The Very High Stakes of Failing to Help Ukraine
Since Russia’s first invasion of Ukraine in 2014, a rare consensus has formed in Washington around this conviction: America must provide military support to Ukraine’s resistance. Three administrations and large majorities of both parties in Congress have consistently held that President Vladimir Putin’s aggression cannot be tolerated. When has such deep solidarity last occurred on any difficult subject?
Now members of Congress are arguing that we must turn away from spending more money to help Ukraine, choosing instead to focus on our own needs, pursuing our own interests. This is a false choice.

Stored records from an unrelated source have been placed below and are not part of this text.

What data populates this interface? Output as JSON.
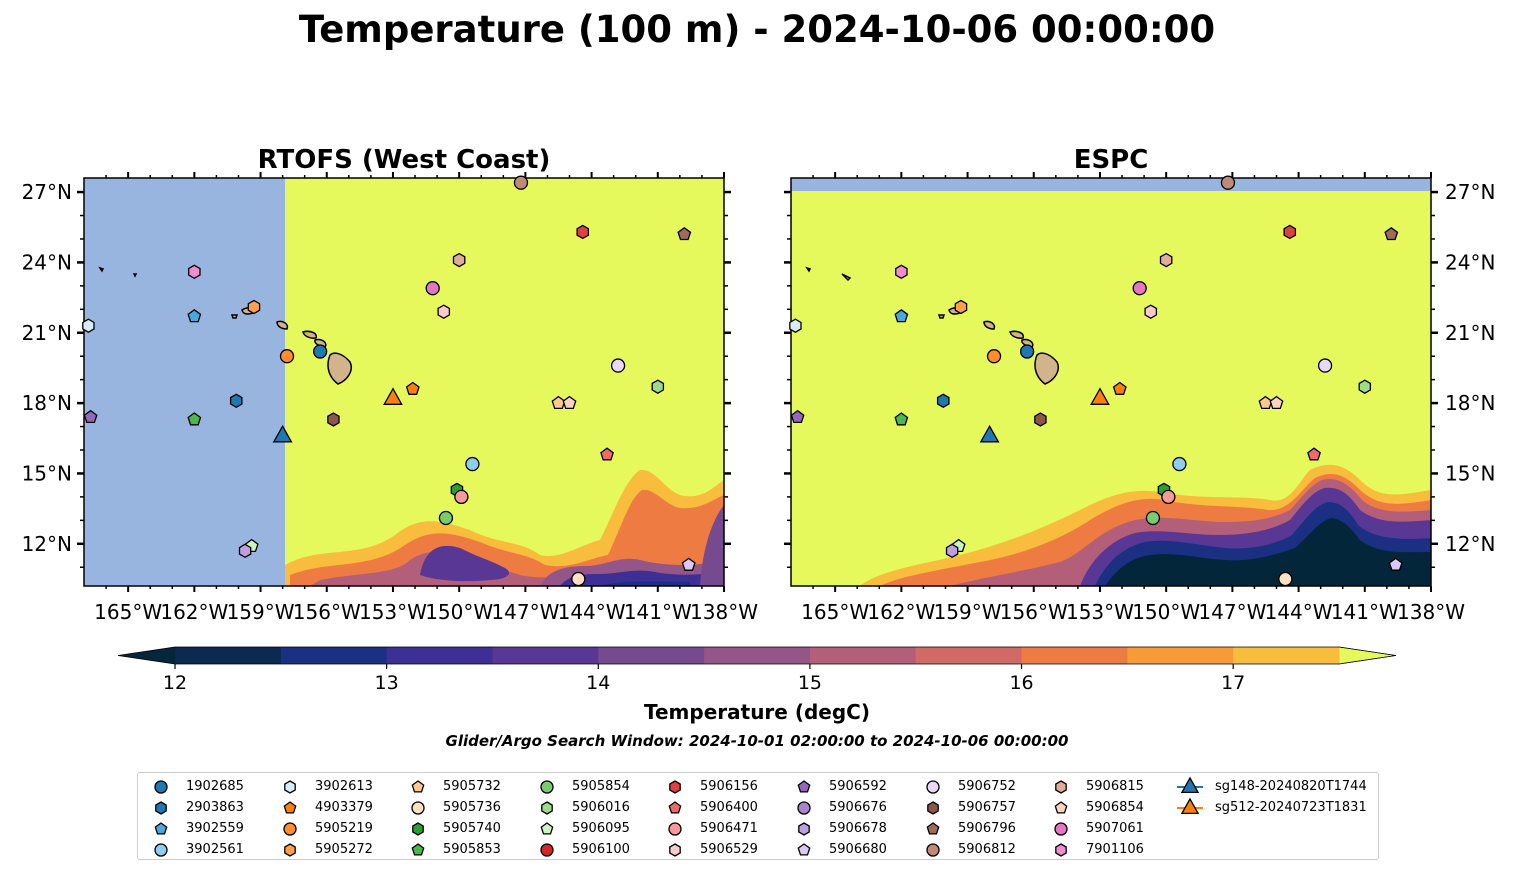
{
  "title": "Temperature (100 m) - 2024-10-06 00:00:00",
  "search_window": "Glider/Argo Search Window: 2024-10-01 02:00:00 to 2024-10-06 00:00:00",
  "colorbar": {
    "label": "Temperature (degC)",
    "ticks": [
      "12",
      "13",
      "14",
      "15",
      "16",
      "17"
    ],
    "tick_values": [
      12,
      13,
      14,
      15,
      16,
      17
    ],
    "levels": [
      11.75,
      12,
      12.5,
      13,
      13.5,
      14,
      14.5,
      15,
      15.5,
      16,
      16.5,
      17,
      17.5,
      17.75
    ],
    "colors": [
      "#03263a",
      "#0c2a4f",
      "#1b3083",
      "#3d2f93",
      "#583894",
      "#764a8e",
      "#945689",
      "#b45f79",
      "#d16a64",
      "#ee7c42",
      "#f69a3a",
      "#f8bd3c",
      "#e5f95c"
    ],
    "extend": "both"
  },
  "chart_data": [
    {
      "type": "map",
      "title": "RTOFS (West Coast)",
      "x_ticks": [
        "165°W",
        "162°W",
        "159°W",
        "156°W",
        "153°W",
        "150°W",
        "147°W",
        "144°W",
        "141°W",
        "138°W"
      ],
      "y_ticks": [
        "27°N",
        "24°N",
        "21°N",
        "18°N",
        "15°N",
        "12°N"
      ],
      "xlim": [
        -167,
        -138
      ],
      "ylim": [
        10.2,
        27.6
      ],
      "no_data_region": {
        "lon": [
          -167,
          -157.9
        ]
      }
    },
    {
      "type": "map",
      "title": "ESPC",
      "x_ticks": [
        "165°W",
        "162°W",
        "159°W",
        "156°W",
        "153°W",
        "150°W",
        "147°W",
        "144°W",
        "141°W",
        "138°W"
      ],
      "y_ticks": [
        "27°N",
        "24°N",
        "21°N",
        "18°N",
        "15°N",
        "12°N"
      ],
      "xlim": [
        -167,
        -138
      ],
      "ylim": [
        10.2,
        27.6
      ],
      "no_data_region": {
        "lat": [
          27.1,
          27.6
        ]
      }
    }
  ],
  "legend": [
    {
      "id": "1902685",
      "marker": "circle",
      "color": "#1f77b4",
      "lon": -156.3,
      "lat": 20.2
    },
    {
      "id": "2903863",
      "marker": "hexagon",
      "color": "#1f77b4",
      "lon": -160.1,
      "lat": 18.1
    },
    {
      "id": "3902559",
      "marker": "pentagon",
      "color": "#4aa7e0",
      "lon": -162.0,
      "lat": 21.7
    },
    {
      "id": "3902561",
      "marker": "circle",
      "color": "#8fcdf0",
      "lon": -149.4,
      "lat": 15.4
    },
    {
      "id": "3902613",
      "marker": "hexagon",
      "color": "#d6ecf8",
      "lon": -166.8,
      "lat": 21.3
    },
    {
      "id": "4903379",
      "marker": "pentagon",
      "color": "#ff7f0e",
      "lon": -152.1,
      "lat": 18.6
    },
    {
      "id": "5905219",
      "marker": "circle",
      "color": "#ff8c2e",
      "lon": -157.8,
      "lat": 20.0
    },
    {
      "id": "5905272",
      "marker": "hexagon",
      "color": "#ffa04d",
      "lon": -159.3,
      "lat": 22.1
    },
    {
      "id": "5905732",
      "marker": "pentagon",
      "color": "#ffc890",
      "lon": -145.5,
      "lat": 18.0
    },
    {
      "id": "5905736",
      "marker": "circle",
      "color": "#ffe0c0",
      "lon": -144.6,
      "lat": 10.5
    },
    {
      "id": "5905740",
      "marker": "hexagon",
      "color": "#2ca02c",
      "lon": -150.1,
      "lat": 14.3
    },
    {
      "id": "5905853",
      "marker": "pentagon",
      "color": "#4cb84c",
      "lon": -162.0,
      "lat": 17.3
    },
    {
      "id": "5905854",
      "marker": "circle",
      "color": "#79cc6e",
      "lon": -150.6,
      "lat": 13.1
    },
    {
      "id": "5906016",
      "marker": "hexagon",
      "color": "#9edc8a",
      "lon": -141.0,
      "lat": 18.7
    },
    {
      "id": "6095",
      "display_id": "5906095",
      "marker": "pentagon",
      "color": "#cdf5c0",
      "lon": -159.4,
      "lat": 11.9
    },
    {
      "id": "5906100",
      "marker": "circle",
      "color": "#d62728",
      "lon": null,
      "lat": null
    },
    {
      "id": "5906156",
      "marker": "hexagon",
      "color": "#e04040",
      "lon": -144.4,
      "lat": 25.3
    },
    {
      "id": "5906400",
      "marker": "pentagon",
      "color": "#ef6b6b",
      "lon": -143.3,
      "lat": 15.8
    },
    {
      "id": "5906471",
      "marker": "circle",
      "color": "#f89a9a",
      "lon": -149.9,
      "lat": 14.0
    },
    {
      "id": "5906529",
      "marker": "hexagon",
      "color": "#fccaca",
      "lon": -150.7,
      "lat": 21.9
    },
    {
      "id": "5906592",
      "marker": "pentagon",
      "color": "#9467bd",
      "lon": -166.7,
      "lat": 17.4
    },
    {
      "id": "5906676",
      "marker": "circle",
      "color": "#a983cf",
      "lon": null,
      "lat": null
    },
    {
      "id": "5906678",
      "marker": "hexagon",
      "color": "#bf9fe0",
      "lon": -159.7,
      "lat": 11.7
    },
    {
      "id": "5906680",
      "marker": "pentagon",
      "color": "#dcc8f2",
      "lon": -139.6,
      "lat": 11.1
    },
    {
      "id": "5906752",
      "marker": "circle",
      "color": "#ead8f8",
      "lon": -142.8,
      "lat": 19.6
    },
    {
      "id": "5906757",
      "marker": "hexagon",
      "color": "#8c564b",
      "lon": -155.7,
      "lat": 17.3
    },
    {
      "id": "5906796",
      "marker": "pentagon",
      "color": "#9f6a5a",
      "lon": -139.8,
      "lat": 25.2
    },
    {
      "id": "5906812",
      "marker": "circle",
      "color": "#c08a78",
      "lon": -147.2,
      "lat": 27.4
    },
    {
      "id": "5906815",
      "marker": "hexagon",
      "color": "#e0ae98",
      "lon": -150.0,
      "lat": 24.1
    },
    {
      "id": "5906854",
      "marker": "pentagon",
      "color": "#fcd2c0",
      "lon": -145.0,
      "lat": 18.0
    },
    {
      "id": "5907061",
      "marker": "circle",
      "color": "#e377c2",
      "lon": -151.2,
      "lat": 22.9
    },
    {
      "id": "7901106",
      "marker": "hexagon",
      "color": "#f08cd2",
      "lon": -162.0,
      "lat": 23.6
    },
    {
      "id": "sg148-20240820T1744",
      "marker": "triangle",
      "line": true,
      "color": "#1f77b4",
      "lon": -158.0,
      "lat": 16.6
    },
    {
      "id": "sg512-20240723T1831",
      "marker": "triangle",
      "line": true,
      "color": "#ff7f0e",
      "lon": -153.0,
      "lat": 18.2
    }
  ]
}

The choices facing America are always based on the same foundation: what best serves our nation. The choice is not America first or something else first. America is always first. The real question, in this complicated and uncertain world, is what course of action will most likely serve our core national interests — security and economic prosperity.
Those interests are inextricably linked to the strength of our global alliances and the international system of law and cooperation in which American democracy survives and prospers. And the strength of those networks, in turn, depends on our role as a trusted ally and friend, on our credibility and — frankly — on our virtue.
In the 80 years that the Soviet Union and then Russia has been our strategic competitor, the United States has spent an incalculable amount to defend ourselves. We have spent trillions of dollars on America’s nuclear defense alone, with primarily one other nuclear-armed state in mind.
Ukraine’s effort to defend itself against Mr. Putin’s advance has degraded Russia’s military more than anyone thought possible when the full invasion of Ukraine began just over two years ago. In blunt dollar terms, helping Ukraine in that defense is by far the least expensive way to weaken Russia’s military and discourage Russian aggression, thereby protecting ourselves and our allies.